Well, for starters, the cavalier in this picture isn’t laughing. He might be smiling, or even smirking. But he’s not ruddy laughing and that’s a fact. He hasn’t even got his mouth open, so at best he is doing what some people try and pass off for a laugh, which is pushing a few short fast breaths down his nose, but he’s ruddy not doing that. I can tell. If he’s laughing, the Mona Lisa must be having ruddy hysterics!
I took an instant dislike to the Laughing Cavalier, the moment that I clapped eyes on it. He looks ruddy creepy if you ask me. His piggy little eyes follow you all around the room, even when you are getting dressed or undressed.
“If you think that you are hanging that thing up in the bedroom, you’ve got another think coming” I said to my Raymond.
Not that he had brought home the real Laughing Cavalier. They had been having a clear out at the Rose and Crown, and Sid Burton had let him have an old print that the Brewery had given him years ago. He ended up hanging it in the front room. But after a few weeks, I accidentally knocked it off the wall whilst I was dusting, and the frame got smashed. I had to whack it a few times with the handle of the duster to make sure that it did get smashed, but it did in the end.

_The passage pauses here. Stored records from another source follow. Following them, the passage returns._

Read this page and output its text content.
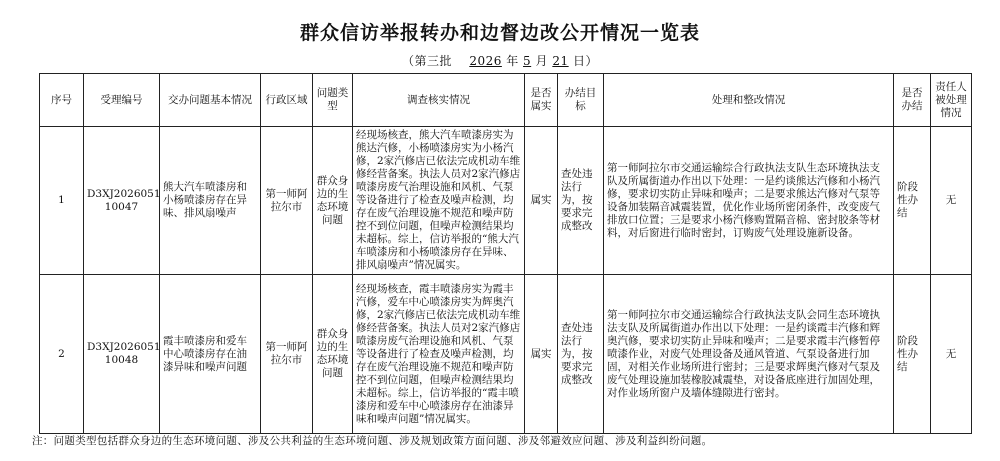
群众信访举报转办和边督边改公开情况一览表
（第三批 2026 年 5 月 21 日）
序号	受理编号	交办问题基本情况	行政区域	问题类型	调查核实情况	是否属实	办结目标	处理和整改情况	是否办结	责任人被处理情况
1	D3XJ2026051 10047	熊大汽车喷漆房和小杨喷漆房存在异味、排风扇噪声	第一师阿拉尔市	群众身边的生态环境问题	经现场核查，熊大汽车喷漆房实为熊达汽修，小杨喷漆房实为小杨汽修，2家汽修店已依法完成机动车维修经营备案。执法人员对2家汽修店喷漆房废气治理设施和风机、气泵等设备进行了检查及噪声检测，均存在废气治理设施不规范和噪声防控不到位问题，但噪声检测结果均未超标。综上，信访举报的“熊大汽车喷漆房和小杨喷漆房存在异味、排风扇噪声”情况属实。	属实	查处违法行为，按要求完成整改	第一师阿拉尔市交通运输综合行政执法支队生态环境执法支队及所属街道办作出以下处理：一是约谈熊达汽修和小杨汽修，要求切实防止异味和噪声；二是要求熊达汽修对气泵等设备加装隔音减震装置，优化作业场所密闭条件，改变废气排放口位置；三是要求小杨汽修购置隔音棉、密封胶条等材料，对后窗进行临时密封，订购废气处理设施新设备。	阶段性办结	无
2	D3XJ2026051 10048	霞丰喷漆房和爱车中心喷漆房存在油漆异味和噪声问题	第一师阿拉尔市	群众身边的生态环境问题	经现场核查，霞丰喷漆房实为霞丰汽修，爱车中心喷漆房实为辉奥汽修，2家汽修店已依法完成机动车维修经营备案。执法人员对2家汽修店喷漆房废气治理设施和风机、气泵等设备进行了检查及噪声检测，均存在废气治理设施不规范和噪声防控不到位问题，但噪声检测结果均未超标。综上，信访举报的“霞丰喷漆房和爱车中心喷漆房存在油漆异味和噪声问题”情况属实。	属实	查处违法行为，按要求完成整改	第一师阿拉尔市交通运输综合行政执法支队会同生态环境执法支队及所属街道办作出以下处理：一是约谈霞丰汽修和辉奥汽修，要求切实防止异味和噪声；二是要求霞丰汽修暂停喷漆作业，对废气处理设备及通风管道、气泵设备进行加固，对相关作业场所进行密封；三是要求辉奥汽修对气泵及废气处理设施加装橡胶减震垫，对设备底座进行加固处理，对作业场所窗户及墙体缝隙进行密封。	阶段性办结	无
注：问题类型包括群众身边的生态环境问题、涉及公共利益的生态环境问题、涉及规划政策方面问题、涉及邻避效应问题、涉及利益纠纷问题。
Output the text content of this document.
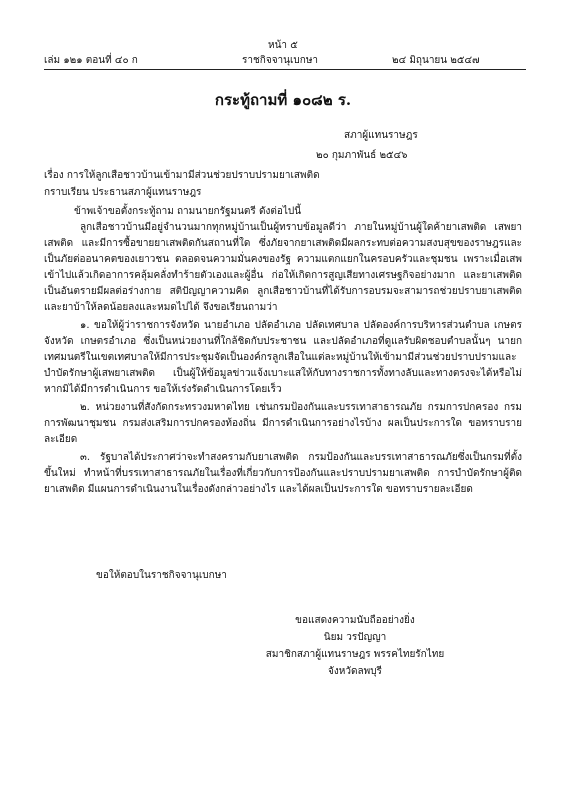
หน้า ๕
เล่ม ๑๒๑ ตอนที่ ๔๐ ก	ราชกิจจานุเบกษา	๒๔ มิถุนายน ๒๕๔๗
กระทู้ถามที่ ๑๐๘๒ ร.
สภาผู้แทนราษฎร
๒๐ กุมภาพันธ์ ๒๕๔๖
เรื่อง การให้ลูกเสือชาวบ้านเข้ามามีส่วนช่วยปราบปรามยาเสพติด
กราบเรียน ประธานสภาผู้แทนราษฎร
ข้าพเจ้าขอตั้งกระทู้ถาม ถามนายกรัฐมนตรี ดังต่อไปนี้

ลูกเสือชาวบ้านมีอยู่จำนวนมากทุกหมู่บ้านเป็นผู้ทราบข้อมูลดีว่า ภายในหมู่บ้านผู้ใดค้ายาเสพติด เสพยาเสพติด และมีการซื้อขายยาเสพติดกันสถานที่ใด ซึ่งภัยจากยาเสพติดมีผลกระทบต่อความสงบสุขของราษฎรและเป็นภัยต่ออนาคตของเยาวชน ตลอดจนความมั่นคงของรัฐ ความแตกแยกในครอบครัวและชุมชน เพราะเมื่อเสพเข้าไปแล้วเกิดอาการคลุ้มคลั่งทำร้ายตัวเองและผู้อื่น ก่อให้เกิดการสูญเสียทางเศรษฐกิจอย่างมาก และยาเสพติดเป็นอันตรายมีผลต่อร่างกาย สติปัญญาความคิด ลูกเสือชาวบ้านที่ได้รับการอบรมจะสามารถช่วยปราบยาเสพติดและยาบ้าให้ลดน้อยลงและหมดไปได้ จึงขอเรียนถามว่า

๑. ขอให้ผู้ว่าราชการจังหวัด นายอำเภอ ปลัดอำเภอ ปลัดเทศบาล ปลัดองค์การบริหารส่วนตำบล เกษตรจังหวัด เกษตรอำเภอ ซึ่งเป็นหน่วยงานที่ใกล้ชิดกับประชาชน และปลัดอำเภอที่ดูแลรับผิดชอบตำบลนั้นๆ นายกเทศมนตรีในเขตเทศบาลให้มีการประชุมจัดเป็นองค์กรลูกเสือในแต่ละหมู่บ้านให้เข้ามามีส่วนช่วยปราบปรามและบำบัดรักษาผู้เสพยาเสพติด เป็นผู้ให้ข้อมูลข่าวแจ้งเบาะแสให้กับทางราชการทั้งทางลับและทางตรงจะได้หรือไม่ หากมิได้มีการดำเนินการ ขอให้เร่งรัดดำเนินการโดยเร็ว

๒. หน่วยงานที่สังกัดกระทรวงมหาดไทย เช่นกรมป้องกันและบรรเทาสาธารณภัย กรมการปกครอง กรมการพัฒนาชุมชน กรมส่งเสริมการปกครองท้องถิ่น มีการดำเนินการอย่างไรบ้าง ผลเป็นประการใด ขอทราบรายละเอียด

๓. รัฐบาลได้ประกาศว่าจะทำสงครามกับยาเสพติด กรมป้องกันและบรรเทาสาธารณภัยซึ่งเป็นกรมที่ตั้งขึ้นใหม่ ทำหน้าที่บรรเทาสาธารณภัยในเรื่องที่เกี่ยวกับการป้องกันและปราบปรามยาเสพติด การบำบัดรักษาผู้ติดยาเสพติด มีแผนการดำเนินงานในเรื่องดังกล่าวอย่างไร และได้ผลเป็นประการใด ขอทราบรายละเอียด

ขอให้ตอบในราชกิจจานุเบกษา
ขอแสดงความนับถืออย่างยิ่ง
นิยม วรปัญญา
สมาชิกสภาผู้แทนราษฎร พรรคไทยรักไทย
จังหวัดลพบุรี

That Franz Hals who painted it was one of them Dutch Masters, from Holland or somewhere. I’ve got nothing against him as a painter, he did some good pictures. Some of them look almost as good as photographs, and of ordinary looking people too. Its just that I reckon that Laughing Cavalier was probably one of them sexual perverts. There’s something about the way he looks at you, and he is wearing that many doilies around his wrists and cummerbunds around his middle that you can’t really make out what he is doing with his hands. Filthy so and so.
And you just know that if he was alive today, he would be one of those fat, self satisfied Tory buggers, who think that they are better than everybody else. Loom at him, with his fancy clothes and fancy hat and ridiculous moustache.
Any road, he would have been laughing on the other side of his face when they chopped the ruddy king’s head off in 1649. He wouldn’t have liked that. Maybe if Oliver Cromwell had been a bit more of a Socialist, we might have got rid of his kind in this country for ever. But I suppose its human nature, at least in the realm of the living, to be a bit greedy and grasping and want all the trappings of the posh life. And any road, socialism wasn’t even properly invented in those days, so old Cromwell didn’t do too bad, I suppose, although he was no Harold Wilson.